Experimental Section
5
Plant Materials and Rhizobium Growth Conditions
In the course of this study, the Soybean cultivar Bragg and its GmNARK mutant nts1007 were employed for a series of experiments encompassing RNA‐seq, gene cloning, expression profiling, and hairy root transformation. Following standardized procedures, the growth of soybean seedlings and Bradyrhizobium (B.) diazoefficiens strain USDA110 was carefully monitored. The seedlings were cultivated in a growth chamber, maintaining a 16 h photoperiod and 8 h dark cycle at 26 °C. For the purpose of RNA‐seq analysis, young seedlings of Bragg and nts1007, harvested 4 days after inoculation (DAI), were inoculated with a B. diazoefficiens strain USDA110 suspension in distilled water (30 mL, OD600 = 0.08). Following this inoculation, plant tissues including leaves, cotyledons, and roots were collected for both RNA‐seq and qRT‐PCR assessments, both in inoculated and non‐inoculated conditions.
RNA Quantification and Qualification
The total quantity and integrity of RNAs were evaluated using the RNA Nano 6000 Assay Kit on the Bioanalyzer 2100 system from Agilent Technologies (CA, USA).

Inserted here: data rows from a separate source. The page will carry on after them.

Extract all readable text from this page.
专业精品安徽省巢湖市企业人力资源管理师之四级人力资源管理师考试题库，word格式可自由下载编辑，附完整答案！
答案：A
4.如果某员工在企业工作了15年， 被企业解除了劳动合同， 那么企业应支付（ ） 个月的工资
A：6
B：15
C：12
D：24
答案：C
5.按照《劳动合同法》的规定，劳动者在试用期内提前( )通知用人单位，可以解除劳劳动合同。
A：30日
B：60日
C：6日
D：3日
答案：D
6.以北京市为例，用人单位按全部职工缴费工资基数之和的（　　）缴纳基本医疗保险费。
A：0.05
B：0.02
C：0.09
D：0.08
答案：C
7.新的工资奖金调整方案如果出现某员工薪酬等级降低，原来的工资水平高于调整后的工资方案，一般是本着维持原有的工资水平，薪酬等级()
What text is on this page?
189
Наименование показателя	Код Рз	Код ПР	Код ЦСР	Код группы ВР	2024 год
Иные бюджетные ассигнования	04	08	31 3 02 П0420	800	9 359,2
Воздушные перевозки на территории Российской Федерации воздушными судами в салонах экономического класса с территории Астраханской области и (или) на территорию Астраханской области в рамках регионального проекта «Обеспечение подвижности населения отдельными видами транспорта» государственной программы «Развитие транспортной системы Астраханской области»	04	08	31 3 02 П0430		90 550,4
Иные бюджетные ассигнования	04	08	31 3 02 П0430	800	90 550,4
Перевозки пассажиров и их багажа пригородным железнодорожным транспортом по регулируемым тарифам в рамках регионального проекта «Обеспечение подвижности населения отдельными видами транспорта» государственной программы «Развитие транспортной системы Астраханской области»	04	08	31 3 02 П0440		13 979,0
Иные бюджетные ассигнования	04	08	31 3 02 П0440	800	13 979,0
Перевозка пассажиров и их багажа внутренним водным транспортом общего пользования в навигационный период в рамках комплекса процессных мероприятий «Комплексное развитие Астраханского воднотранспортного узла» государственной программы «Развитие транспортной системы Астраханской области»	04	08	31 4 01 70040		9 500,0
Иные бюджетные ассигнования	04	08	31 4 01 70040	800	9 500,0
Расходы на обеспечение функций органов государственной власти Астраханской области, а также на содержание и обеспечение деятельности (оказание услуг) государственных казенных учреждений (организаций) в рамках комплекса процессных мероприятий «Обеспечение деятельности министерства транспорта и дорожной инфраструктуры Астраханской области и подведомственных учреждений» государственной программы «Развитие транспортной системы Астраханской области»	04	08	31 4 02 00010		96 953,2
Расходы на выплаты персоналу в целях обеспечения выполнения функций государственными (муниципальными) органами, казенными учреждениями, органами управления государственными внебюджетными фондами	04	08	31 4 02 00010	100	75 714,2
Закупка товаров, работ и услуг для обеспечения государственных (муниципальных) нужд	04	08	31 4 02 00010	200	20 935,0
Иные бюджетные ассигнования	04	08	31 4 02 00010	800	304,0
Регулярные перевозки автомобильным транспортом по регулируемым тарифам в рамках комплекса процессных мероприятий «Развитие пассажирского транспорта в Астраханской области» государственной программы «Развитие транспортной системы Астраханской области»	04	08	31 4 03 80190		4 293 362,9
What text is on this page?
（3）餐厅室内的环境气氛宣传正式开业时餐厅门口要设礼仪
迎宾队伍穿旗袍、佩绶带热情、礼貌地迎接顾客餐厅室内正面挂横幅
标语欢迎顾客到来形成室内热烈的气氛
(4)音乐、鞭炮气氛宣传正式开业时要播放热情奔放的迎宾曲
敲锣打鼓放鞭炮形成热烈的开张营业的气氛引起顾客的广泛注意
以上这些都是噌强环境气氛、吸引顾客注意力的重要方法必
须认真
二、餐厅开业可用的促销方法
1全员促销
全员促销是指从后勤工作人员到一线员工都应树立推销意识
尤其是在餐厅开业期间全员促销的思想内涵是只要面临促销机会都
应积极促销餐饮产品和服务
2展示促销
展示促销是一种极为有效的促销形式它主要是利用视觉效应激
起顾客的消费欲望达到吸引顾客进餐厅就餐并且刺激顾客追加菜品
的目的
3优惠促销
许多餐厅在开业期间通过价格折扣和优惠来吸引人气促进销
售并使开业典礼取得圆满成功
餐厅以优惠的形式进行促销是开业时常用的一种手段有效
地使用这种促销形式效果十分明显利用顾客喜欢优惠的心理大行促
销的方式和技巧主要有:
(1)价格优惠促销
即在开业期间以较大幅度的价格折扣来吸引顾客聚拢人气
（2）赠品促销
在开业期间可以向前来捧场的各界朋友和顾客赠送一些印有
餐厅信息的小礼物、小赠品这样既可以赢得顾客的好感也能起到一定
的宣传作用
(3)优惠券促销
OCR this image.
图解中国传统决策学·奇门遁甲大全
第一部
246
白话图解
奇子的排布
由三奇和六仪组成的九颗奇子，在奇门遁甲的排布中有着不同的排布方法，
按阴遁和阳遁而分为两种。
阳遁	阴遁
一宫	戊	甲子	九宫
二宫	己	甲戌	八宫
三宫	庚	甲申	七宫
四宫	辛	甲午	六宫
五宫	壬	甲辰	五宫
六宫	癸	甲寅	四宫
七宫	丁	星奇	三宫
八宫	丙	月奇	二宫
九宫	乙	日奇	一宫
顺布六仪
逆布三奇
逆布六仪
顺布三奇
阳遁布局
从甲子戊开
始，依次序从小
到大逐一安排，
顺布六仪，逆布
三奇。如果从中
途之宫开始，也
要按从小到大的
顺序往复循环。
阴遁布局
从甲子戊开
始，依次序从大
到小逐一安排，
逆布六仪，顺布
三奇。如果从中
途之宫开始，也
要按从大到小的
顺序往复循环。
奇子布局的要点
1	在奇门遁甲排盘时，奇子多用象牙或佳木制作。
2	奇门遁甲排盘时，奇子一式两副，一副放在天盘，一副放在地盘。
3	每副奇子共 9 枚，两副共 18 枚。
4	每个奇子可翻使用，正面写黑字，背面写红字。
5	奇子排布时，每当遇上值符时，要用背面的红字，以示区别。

Library Preparation for RNA Sequencing
For the preparation of RNA libraries, 2 µg of total RNA per sample served as the starting material. Adhering to the manufacturer's guidelines, strand‐specific libraries were generated utilizing the NEBNext UltraTM RNA Library Prep Kit for Illumina (NEB, USA), and index codes were appended to each sample for sequence attribution. Ribosomal RNA was eliminated from the total RNA, and the resulting rRNA‐depleted residue was purified through ethanol precipitation. Additionally, for the specific purpose of circRNA sequencing, linear RNA was digested using 3 U of RNase R (Epicentre, USA) per µg of RNA. Fragmentation of the RNA was achieved by utilizing divalent cations under elevated temperatures in the NEBNext First Strand Synthesis Reaction Buffer (5X). Subsequently, random hexamer primers and M‐MLV Reverse Transcriptase (RNase H) were employed for the synthesis of the first‐strand cDNA. For the second‐strand cDNA synthesis, DNA Polymerase I and RNase H were used, with dUTP substituted for dTTP. Exonuclease/polymerase activities were then leveraged to convert any remaining overhangs into blunt ends. Following the adenylation of the 3′ ends of the DNA fragments, the NEBNext Adaptor, featuring a hairpin loop structure, was ligated for hybridization.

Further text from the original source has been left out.